De acordo com o Informativo Conjuntural da Emater-RS divulgado na quinta-feira (16), a colheita de soja no estado do Rio Grande do Sul alcançou 85%, avançando 7 pontos percentuais na última semana. No entanto, esse número está abaixo do registrado no mesmo período do ano passado, que era de 91%, e também inferior à média das últimas cinco safras, que é de 95%.
Prejuízos por Excesso de Chuvas
As chuvas excessivas desde o final de abril causaram grandes prejuízos nas lavouras restantes, que representam 24% da área total de plantio no estado. As perdas nas regiões Centro, Sul e Oeste do Rio Grande do Sul variam entre 20% e 100%, impactando severamente a viabilidade econômica da colheita.
“Os prejuízos serão maiores nas regiões Centro, Sul e Oeste do Rio Grande do Sul, onde grandes extensões ainda não haviam sido colhidas. Diante dessas perdas significativas, os produtores estão acionando o seguro agrícola”, afirma o documento da Emater-RS.
Renegociação de Dívidas
Para os produtores sem seguro agrícola, a alternativa será renegociar dívidas com cerealistas e outros financiadores, postergando a quitação para períodos futuros. A estimativa inicial de produtividade de soja era de 3.329 kg/ha (55,4 sacas por hectare), mas essa projeção deverá ser revisada para baixo devido às perdas nas áreas ainda não colhidas.
Ibirubá Apresenta Números Sólidos
Em meio a esse cenário desafiador, Ibirubá apresentou os números da safra de soja. A produção média foi de 62 sacas por hectare em uma área de 42.300 hectares, totalizando 2.622.600 sacas de soja.

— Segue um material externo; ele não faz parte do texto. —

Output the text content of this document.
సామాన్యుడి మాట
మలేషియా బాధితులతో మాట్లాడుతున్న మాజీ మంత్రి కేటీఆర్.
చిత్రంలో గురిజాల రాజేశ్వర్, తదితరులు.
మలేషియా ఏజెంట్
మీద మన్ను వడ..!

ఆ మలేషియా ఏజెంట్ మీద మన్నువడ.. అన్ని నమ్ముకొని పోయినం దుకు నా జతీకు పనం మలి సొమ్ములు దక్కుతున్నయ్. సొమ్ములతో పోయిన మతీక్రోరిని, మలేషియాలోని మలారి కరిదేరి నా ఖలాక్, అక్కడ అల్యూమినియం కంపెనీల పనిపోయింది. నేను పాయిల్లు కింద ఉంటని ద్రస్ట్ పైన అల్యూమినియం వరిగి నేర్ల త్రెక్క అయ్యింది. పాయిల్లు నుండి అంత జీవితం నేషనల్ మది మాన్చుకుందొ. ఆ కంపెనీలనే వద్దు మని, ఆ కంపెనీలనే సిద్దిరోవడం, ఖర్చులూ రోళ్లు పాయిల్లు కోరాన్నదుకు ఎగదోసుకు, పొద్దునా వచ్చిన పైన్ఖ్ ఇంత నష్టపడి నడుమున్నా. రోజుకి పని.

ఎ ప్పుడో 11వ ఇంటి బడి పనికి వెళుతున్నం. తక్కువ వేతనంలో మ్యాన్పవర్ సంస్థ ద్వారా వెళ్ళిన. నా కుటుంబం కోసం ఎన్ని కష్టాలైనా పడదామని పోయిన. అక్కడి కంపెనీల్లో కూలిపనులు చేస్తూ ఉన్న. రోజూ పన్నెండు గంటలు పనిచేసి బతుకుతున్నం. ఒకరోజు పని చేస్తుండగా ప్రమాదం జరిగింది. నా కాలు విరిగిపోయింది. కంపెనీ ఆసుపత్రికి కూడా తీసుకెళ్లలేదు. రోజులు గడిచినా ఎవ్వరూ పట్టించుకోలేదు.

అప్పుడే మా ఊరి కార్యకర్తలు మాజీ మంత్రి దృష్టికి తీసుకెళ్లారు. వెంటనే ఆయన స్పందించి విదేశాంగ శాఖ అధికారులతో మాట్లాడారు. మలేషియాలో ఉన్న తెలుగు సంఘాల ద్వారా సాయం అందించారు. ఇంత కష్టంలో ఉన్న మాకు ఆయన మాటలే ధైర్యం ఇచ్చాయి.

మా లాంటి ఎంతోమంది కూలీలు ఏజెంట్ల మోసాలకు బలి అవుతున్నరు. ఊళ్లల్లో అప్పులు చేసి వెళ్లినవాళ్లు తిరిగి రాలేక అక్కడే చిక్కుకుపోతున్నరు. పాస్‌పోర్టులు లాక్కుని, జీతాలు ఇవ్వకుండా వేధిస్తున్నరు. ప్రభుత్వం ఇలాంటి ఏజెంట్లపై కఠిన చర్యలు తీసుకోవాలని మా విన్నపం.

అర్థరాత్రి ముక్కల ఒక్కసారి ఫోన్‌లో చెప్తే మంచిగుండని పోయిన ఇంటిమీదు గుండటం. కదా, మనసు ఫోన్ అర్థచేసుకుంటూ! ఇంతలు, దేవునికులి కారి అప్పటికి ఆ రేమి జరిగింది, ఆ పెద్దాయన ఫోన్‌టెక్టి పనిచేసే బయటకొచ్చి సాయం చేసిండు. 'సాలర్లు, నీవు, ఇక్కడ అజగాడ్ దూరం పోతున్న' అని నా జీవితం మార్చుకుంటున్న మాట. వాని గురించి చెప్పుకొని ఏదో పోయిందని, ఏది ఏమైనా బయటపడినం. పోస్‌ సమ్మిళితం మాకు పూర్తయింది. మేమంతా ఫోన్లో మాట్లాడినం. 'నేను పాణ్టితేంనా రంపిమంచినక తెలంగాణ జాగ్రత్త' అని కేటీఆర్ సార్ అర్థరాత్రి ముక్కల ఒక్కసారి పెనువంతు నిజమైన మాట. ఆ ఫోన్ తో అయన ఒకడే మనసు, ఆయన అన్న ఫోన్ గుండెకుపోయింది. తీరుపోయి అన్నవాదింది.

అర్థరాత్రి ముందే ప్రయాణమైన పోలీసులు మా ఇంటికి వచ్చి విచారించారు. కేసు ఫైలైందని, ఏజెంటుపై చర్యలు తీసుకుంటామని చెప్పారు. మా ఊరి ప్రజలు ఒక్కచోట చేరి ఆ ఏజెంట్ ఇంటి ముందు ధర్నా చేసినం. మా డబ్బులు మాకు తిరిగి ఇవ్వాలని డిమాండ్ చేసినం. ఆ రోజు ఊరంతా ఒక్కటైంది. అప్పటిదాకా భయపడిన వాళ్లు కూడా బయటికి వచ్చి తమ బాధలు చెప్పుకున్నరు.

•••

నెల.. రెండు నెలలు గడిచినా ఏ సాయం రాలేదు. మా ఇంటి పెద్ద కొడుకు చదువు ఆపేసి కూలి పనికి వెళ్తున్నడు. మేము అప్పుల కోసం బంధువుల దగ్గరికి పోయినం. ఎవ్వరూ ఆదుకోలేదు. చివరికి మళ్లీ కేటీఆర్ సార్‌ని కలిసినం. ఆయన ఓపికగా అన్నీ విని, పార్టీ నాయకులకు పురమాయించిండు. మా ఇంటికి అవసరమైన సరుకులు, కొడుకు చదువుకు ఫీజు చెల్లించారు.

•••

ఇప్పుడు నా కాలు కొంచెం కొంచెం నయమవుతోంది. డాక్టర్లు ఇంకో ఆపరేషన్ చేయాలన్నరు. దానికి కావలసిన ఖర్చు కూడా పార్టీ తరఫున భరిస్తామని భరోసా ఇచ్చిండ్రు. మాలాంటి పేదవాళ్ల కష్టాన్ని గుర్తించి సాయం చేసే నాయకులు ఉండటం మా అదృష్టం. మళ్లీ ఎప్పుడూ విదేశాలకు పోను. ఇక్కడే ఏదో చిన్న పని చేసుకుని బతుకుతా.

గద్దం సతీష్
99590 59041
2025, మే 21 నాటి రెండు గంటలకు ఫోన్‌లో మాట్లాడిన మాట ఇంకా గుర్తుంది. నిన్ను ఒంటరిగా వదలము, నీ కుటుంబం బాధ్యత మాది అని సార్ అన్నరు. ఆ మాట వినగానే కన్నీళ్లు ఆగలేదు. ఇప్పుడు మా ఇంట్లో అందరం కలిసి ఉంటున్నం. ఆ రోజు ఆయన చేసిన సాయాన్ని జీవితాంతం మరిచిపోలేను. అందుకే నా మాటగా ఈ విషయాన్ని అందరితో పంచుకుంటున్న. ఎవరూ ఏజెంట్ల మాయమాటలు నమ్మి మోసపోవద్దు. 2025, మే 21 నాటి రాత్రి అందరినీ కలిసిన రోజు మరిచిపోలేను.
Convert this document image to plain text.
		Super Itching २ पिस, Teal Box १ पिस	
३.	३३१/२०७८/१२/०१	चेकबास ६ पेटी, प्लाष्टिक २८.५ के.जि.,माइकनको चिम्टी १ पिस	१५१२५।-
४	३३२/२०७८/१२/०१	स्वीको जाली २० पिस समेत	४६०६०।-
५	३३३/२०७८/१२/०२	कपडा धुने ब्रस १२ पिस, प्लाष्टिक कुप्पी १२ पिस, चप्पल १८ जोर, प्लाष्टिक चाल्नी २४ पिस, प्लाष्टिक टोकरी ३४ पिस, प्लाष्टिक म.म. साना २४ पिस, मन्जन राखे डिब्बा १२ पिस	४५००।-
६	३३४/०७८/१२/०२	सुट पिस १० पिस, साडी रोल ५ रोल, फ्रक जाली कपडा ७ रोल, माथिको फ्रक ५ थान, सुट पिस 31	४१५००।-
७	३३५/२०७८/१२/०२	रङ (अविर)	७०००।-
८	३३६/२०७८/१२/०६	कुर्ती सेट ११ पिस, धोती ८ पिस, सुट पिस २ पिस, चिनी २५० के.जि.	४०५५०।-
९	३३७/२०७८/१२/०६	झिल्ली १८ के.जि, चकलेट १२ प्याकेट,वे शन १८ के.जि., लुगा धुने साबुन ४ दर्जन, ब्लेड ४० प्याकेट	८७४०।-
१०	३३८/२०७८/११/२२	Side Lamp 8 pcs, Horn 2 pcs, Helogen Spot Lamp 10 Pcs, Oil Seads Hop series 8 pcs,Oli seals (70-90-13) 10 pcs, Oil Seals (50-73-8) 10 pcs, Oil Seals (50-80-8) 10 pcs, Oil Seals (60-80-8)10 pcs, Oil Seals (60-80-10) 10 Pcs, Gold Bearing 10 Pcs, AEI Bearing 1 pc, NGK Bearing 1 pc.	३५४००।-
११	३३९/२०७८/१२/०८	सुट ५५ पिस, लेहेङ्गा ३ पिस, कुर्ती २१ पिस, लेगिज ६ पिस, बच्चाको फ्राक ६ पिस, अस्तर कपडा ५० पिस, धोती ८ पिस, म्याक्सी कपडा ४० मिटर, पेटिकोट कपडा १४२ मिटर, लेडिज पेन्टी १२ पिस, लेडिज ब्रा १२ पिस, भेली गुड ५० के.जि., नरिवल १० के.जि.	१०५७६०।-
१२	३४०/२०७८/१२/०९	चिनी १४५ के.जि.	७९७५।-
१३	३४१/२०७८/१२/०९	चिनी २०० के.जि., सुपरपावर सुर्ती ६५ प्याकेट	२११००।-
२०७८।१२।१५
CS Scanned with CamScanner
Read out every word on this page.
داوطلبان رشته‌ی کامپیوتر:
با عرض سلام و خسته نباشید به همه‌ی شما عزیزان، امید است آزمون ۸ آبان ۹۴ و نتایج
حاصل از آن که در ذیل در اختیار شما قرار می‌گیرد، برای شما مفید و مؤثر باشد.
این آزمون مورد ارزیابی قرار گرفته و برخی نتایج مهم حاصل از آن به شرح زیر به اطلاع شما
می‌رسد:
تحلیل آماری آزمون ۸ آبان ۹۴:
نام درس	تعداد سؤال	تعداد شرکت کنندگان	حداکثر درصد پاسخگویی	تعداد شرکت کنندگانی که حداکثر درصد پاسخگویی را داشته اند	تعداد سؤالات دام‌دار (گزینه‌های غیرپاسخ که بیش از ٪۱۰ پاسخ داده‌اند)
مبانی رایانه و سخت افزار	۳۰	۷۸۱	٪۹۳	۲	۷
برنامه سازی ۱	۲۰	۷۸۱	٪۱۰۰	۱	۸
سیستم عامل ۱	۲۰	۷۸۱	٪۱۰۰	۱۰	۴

Com o preço da saca a R$ 120,00, a receita total estimada é de R$ 314.712.000,00.
Recomendações Finais
Diante da inviabilidade econômica de continuar a colheita em muitas áreas afetadas, a Emater-RS recomenda que os produtores considerem o abandono das lavouras não colhidas. Essa medida é vista como necessária para minimizar prejuízos adicionais e permitir uma melhor gestão dos recursos para a próxima safra.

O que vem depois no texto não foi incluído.